The BBC is among Britain’s most valuable cultural exports, representing soft power at its most effective. Newcomers including Netflix and Amazon have deeper pockets, but the BBC has set enduring standards in British radio and television production. Executives at Sky, ITV and Channel 4 acknowledge its role as a benchmark that has enhanced the reputation of British broadcasting. Long a trusted source of news for the discerning, it has a global reputation for accuracy and honesty.
So, we should not be astonished that the BBC is ridden with intense angst about Lord Dyson’s report into the corporation’s now infamous interview with Princess Diana, in which she detailed the breakdown of her marriage to the Prince of Wales. The report found that the BBC’s reporter, Martin Bashir, “used deceitful behaviour” to obtain the interview, and that the BBC knowingly “covered up” what it subsequently learned about this behaviour.
The process whereby Bashir, then a reporter for the Panorama documentary series, got the interview every competitor wanted was a mystery when it aired in 1995. It is a scandal now that Lord Dyson, a senior retired judge, has found that the corporation “fell short of the high standards of integrity and transparency which are its hallmark”.
It is now established as fact that Bashir commissioned fake bank statements and showed them to Diana’s brother, Earl Spencer, in order to secure his trust and gain access to his sister. That Bashir subsequently lied to his employer does not mean that blame attaches to him alone. This is a very dark day for the corporation, not just for one disgraced former reporter.
Princess Diana’s appearance on Panorama was a colossal coup for the programme and, ostensibly, for the BBC. More than 20 million viewers watched it on transmission. Many more saw it later. It was the moment when Diana spoke of there being “three of us” in her marriage to Prince Charles. She admitted having an affair herself and explained that Charles’ affair with Camilla Parker Bowles (now his wife, the Duchess of Cornwall) had made her feel worthless.
The interview provoked enormous debate and controversy. I was a BBC editor in 1995. I believed that a flagship programme transmitting such a significant story must have checked and checked again the accuracy and integrity of its journalism. The real shock at the core of the Dyson report, is that it had not. Still worse, the BBC had not compelled it to do so.

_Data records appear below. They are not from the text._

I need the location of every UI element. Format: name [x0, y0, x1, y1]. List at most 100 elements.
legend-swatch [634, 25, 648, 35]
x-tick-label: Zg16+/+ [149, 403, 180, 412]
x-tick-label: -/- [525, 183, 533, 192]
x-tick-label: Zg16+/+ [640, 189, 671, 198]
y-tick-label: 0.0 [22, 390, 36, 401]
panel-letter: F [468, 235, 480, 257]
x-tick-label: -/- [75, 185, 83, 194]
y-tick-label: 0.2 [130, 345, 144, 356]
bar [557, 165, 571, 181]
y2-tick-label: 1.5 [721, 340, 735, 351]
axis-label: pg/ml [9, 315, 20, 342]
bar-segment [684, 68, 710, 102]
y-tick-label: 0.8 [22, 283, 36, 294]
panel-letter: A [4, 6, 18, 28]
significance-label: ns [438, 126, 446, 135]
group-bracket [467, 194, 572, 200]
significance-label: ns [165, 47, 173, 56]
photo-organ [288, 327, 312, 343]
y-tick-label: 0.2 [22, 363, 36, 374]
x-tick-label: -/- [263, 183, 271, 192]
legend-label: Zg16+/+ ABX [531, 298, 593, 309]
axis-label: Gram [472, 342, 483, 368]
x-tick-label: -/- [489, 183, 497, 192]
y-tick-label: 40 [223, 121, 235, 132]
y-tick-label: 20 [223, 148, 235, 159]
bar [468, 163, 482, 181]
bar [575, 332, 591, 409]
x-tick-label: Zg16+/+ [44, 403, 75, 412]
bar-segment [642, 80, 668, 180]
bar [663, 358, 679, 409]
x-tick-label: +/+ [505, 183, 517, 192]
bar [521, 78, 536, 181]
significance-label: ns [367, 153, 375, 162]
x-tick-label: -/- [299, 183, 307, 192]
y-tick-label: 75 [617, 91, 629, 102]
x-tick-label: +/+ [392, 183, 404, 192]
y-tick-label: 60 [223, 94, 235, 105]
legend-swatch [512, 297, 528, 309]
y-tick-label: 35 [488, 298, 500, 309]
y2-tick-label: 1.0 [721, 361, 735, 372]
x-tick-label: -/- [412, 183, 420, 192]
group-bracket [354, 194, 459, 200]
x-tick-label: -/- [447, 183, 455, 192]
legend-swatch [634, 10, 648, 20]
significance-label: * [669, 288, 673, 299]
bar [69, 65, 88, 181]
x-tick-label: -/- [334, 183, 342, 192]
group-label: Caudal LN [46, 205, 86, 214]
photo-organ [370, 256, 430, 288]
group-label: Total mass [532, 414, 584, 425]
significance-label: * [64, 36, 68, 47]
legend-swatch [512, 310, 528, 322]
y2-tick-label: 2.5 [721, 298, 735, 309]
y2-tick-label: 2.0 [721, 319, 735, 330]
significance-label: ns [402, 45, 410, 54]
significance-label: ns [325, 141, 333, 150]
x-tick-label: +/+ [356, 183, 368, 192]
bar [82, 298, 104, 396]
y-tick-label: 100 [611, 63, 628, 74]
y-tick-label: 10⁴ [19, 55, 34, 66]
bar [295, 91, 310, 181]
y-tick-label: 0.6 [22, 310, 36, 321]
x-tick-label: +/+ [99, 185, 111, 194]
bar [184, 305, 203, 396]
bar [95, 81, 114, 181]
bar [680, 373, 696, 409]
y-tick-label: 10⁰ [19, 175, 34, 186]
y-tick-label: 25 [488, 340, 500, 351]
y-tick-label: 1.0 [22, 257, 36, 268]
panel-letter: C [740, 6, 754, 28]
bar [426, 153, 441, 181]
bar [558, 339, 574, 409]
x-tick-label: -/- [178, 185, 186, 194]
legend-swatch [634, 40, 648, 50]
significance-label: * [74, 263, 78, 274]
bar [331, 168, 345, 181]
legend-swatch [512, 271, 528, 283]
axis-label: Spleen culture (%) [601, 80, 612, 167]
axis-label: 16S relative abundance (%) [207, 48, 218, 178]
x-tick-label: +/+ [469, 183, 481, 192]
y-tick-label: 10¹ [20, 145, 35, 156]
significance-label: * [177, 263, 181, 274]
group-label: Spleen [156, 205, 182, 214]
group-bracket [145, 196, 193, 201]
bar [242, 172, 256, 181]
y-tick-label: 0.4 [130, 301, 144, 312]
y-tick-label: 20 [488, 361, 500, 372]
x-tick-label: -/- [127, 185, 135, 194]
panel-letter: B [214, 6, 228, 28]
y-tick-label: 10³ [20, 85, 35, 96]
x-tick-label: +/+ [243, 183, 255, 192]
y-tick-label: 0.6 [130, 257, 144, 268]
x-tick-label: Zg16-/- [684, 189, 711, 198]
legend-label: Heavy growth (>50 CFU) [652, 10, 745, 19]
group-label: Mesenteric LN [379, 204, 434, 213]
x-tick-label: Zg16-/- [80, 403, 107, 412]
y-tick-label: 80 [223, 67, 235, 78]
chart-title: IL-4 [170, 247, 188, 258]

Bashir got away with his schoolboy trick, in part, because his editor, the late Steve Hewlett, wanted his reporter’s story to happen. That said, Dyson’s report categorically cleared Hewlett from the subsequent cover-up, writing that “his writ did not run beyond the programme” and that his wife, Rachel Crellin had offered “a detailed and strong response” to accusations that he was aware or involved in Bashir’s behaviour.
Tony Hall, meanwhile – the BBC’s director of news at the time, subsequently director general – gave Bashir the benefit of the doubt. Now Lord Hall, he has acknowledged that his 1996 internal inquiry that cleared both Bashir and Panorama “fell well short of what was required”. Lord Dyson puts it more bluntly. He says that investigation was “woefully ineffective”.
It is to the BBC’s credit that is has accepted the Dyson Report unreservedly. Tim Davie, the director general, adds that it should have made “a greater effort to get to the bottom of what happened at the time”. He confirms that it now has “significantly better processes and procedures” than existed in 1995.
Those of us who retain our affection and respect for the BBC will hope he is proved right – not least because the BBC’s critics and foes are circling. Their arguments have been strengthened by this most deplorable mistake and by the regrettable fact that it has gone uncorrected for much longer than was necessary. Newspapers, notably the Sunday Times, the Daily Mail and the Mail on Sunday, drew attention to the allegations that have now been shown to be correct.
Such watchdog reporting by others also identified the sad truth that BBC managers were more concerned about having whistleblowers than in investigating their evidence. Such failure may now mean that the BBC will be more extensively harmed than by any previous editorial error.
Given its scale, ambition and age, the BBC’s major errors are not numerous. It worked too closely with the government during the General Strike of 1926. Panorama’s 1984 documentary “Maggie’s Militant Tendency” claimed Conservative MPs had links to far-right organisations and cost the BBC £290,000 in damages and costs.
BBC reporting of the US bombing raid on Libya in 1986 created fresh tension with Margaret Thatcher’s government. More recently, the Jimmy Savile sexual abuse scandal inflicted deep wounds. George Entwistle resigned as director general following Newsnight’s false implication that Lord McAlpine had been involved in the abuse of children at Bryn Estyn children’s home in Wales.
Today, the BBC’s humiliation coincides with acute hostility from Boris Johnson’s Conservative government. The Financial Times reports that an influential group of authors, academics and film producers believes a government advisory panel may recommend substantial cuts in the BBC’s income.
Intense competition from wealthy streaming services that have secured loyalty from young viewers increases the BBC’s vulnerability. It needs friends today more than it has needed them at any time in its history. Enemies are circling – and the Dyson report has added blood to the water. The BBC cannot afford to alienate its friends with any further evidence that its journalism, the jewel in its crown, is less than entirely reliable.